The bill, S-2192, would establish a $250,000 grant program for New Jersey community colleges and vocational schools to create training programs in order to educate students about the conversion of gasoline- and diesel-powered vehicles to low- and zero-emission vehicles such as electric, propane and compressed natural gas fueling systems. Grant-eligible training programs would also train students about the maintenance of these vehicles and systems. The program would be funded through revenue collected by the Board of Public Utilities through the societal benefits charge and administered by the New Jersey Department of Labor.
“Due to more stringent regulations on car emissions and increased purchasing incentives on zero-emission cars both nationally and here in New Jersey, more and more New Jerseyans will purchase alternative fuel cars and in the next few years and fueling infrastructure will become common-place. As this occurs, New Jersey will have a large and aging fleet of gasoline-powered vehicles on the road,” said Senator Smith, D-Middlesex and Somerset, and Chair of the Committee. “By getting ahead of the game now and teaching students how to convert traditional fuel vehicles into alternative fuel vehicles, we will be prepared for those car owners who wish to take advantage of the new alternative fuel technology, to save money on fuel and to reduce air pollution by converting their cars.”
The bill was approved by the Committee with a vote of 3-0-2. It now heads to the Senate Budget and Appropriations Committee for further review.

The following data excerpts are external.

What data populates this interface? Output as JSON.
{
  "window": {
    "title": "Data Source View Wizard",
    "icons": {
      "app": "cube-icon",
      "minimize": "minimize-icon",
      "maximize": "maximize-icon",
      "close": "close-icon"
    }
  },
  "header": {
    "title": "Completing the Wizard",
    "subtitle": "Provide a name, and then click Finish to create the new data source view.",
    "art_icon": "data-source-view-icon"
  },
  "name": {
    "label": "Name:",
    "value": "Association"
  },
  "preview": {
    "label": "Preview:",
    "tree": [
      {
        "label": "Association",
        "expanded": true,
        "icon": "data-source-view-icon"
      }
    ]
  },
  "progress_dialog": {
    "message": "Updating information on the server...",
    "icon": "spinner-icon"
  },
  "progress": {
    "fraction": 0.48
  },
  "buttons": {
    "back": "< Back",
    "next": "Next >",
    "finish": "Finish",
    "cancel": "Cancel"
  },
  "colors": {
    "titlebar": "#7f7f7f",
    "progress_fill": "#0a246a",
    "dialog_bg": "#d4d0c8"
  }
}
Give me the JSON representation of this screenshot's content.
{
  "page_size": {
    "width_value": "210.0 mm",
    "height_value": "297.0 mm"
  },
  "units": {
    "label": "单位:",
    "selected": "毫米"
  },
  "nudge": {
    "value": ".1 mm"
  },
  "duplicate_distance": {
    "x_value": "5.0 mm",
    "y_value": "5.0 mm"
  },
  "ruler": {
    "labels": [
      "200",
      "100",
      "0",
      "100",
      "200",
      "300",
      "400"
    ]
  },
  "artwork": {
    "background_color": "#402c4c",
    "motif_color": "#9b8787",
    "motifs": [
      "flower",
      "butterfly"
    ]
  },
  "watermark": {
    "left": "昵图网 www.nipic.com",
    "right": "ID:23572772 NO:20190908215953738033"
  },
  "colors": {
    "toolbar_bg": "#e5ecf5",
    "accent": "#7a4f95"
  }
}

The Senate Environment and Energy Committee approved three additional measures encouraging the purchase of alternative fuel vehicles in the Garden State. The bills are:
- S-2196, sponsored by Senators Smith and Greenstein, which would direct the Commissioner of Community Affairs to adopt a compressed natural gas vehicle home-fueling connections code, establishing appropriate standards for compressed natural gas fueling systems installed in residential garages and homes.
- S-2197, bipartisan legislation, sponsored by Senators Smith and Bateman, which would allow school buses powered by compressed natural gas to be used in New Jersey.
- SR-76, sponsored by Senators Smith and Greenstein, which would encourage the federal government to conduct safety testing on compressed natural gas-run school buses with 3-2 seating configurations – the most commonly-used configuration on New Jersey school buses.
S-2197 heads to the Senate Budget and Appropriations Committee for further review, while S-2196 and SR-76 head straight to the Senate floor.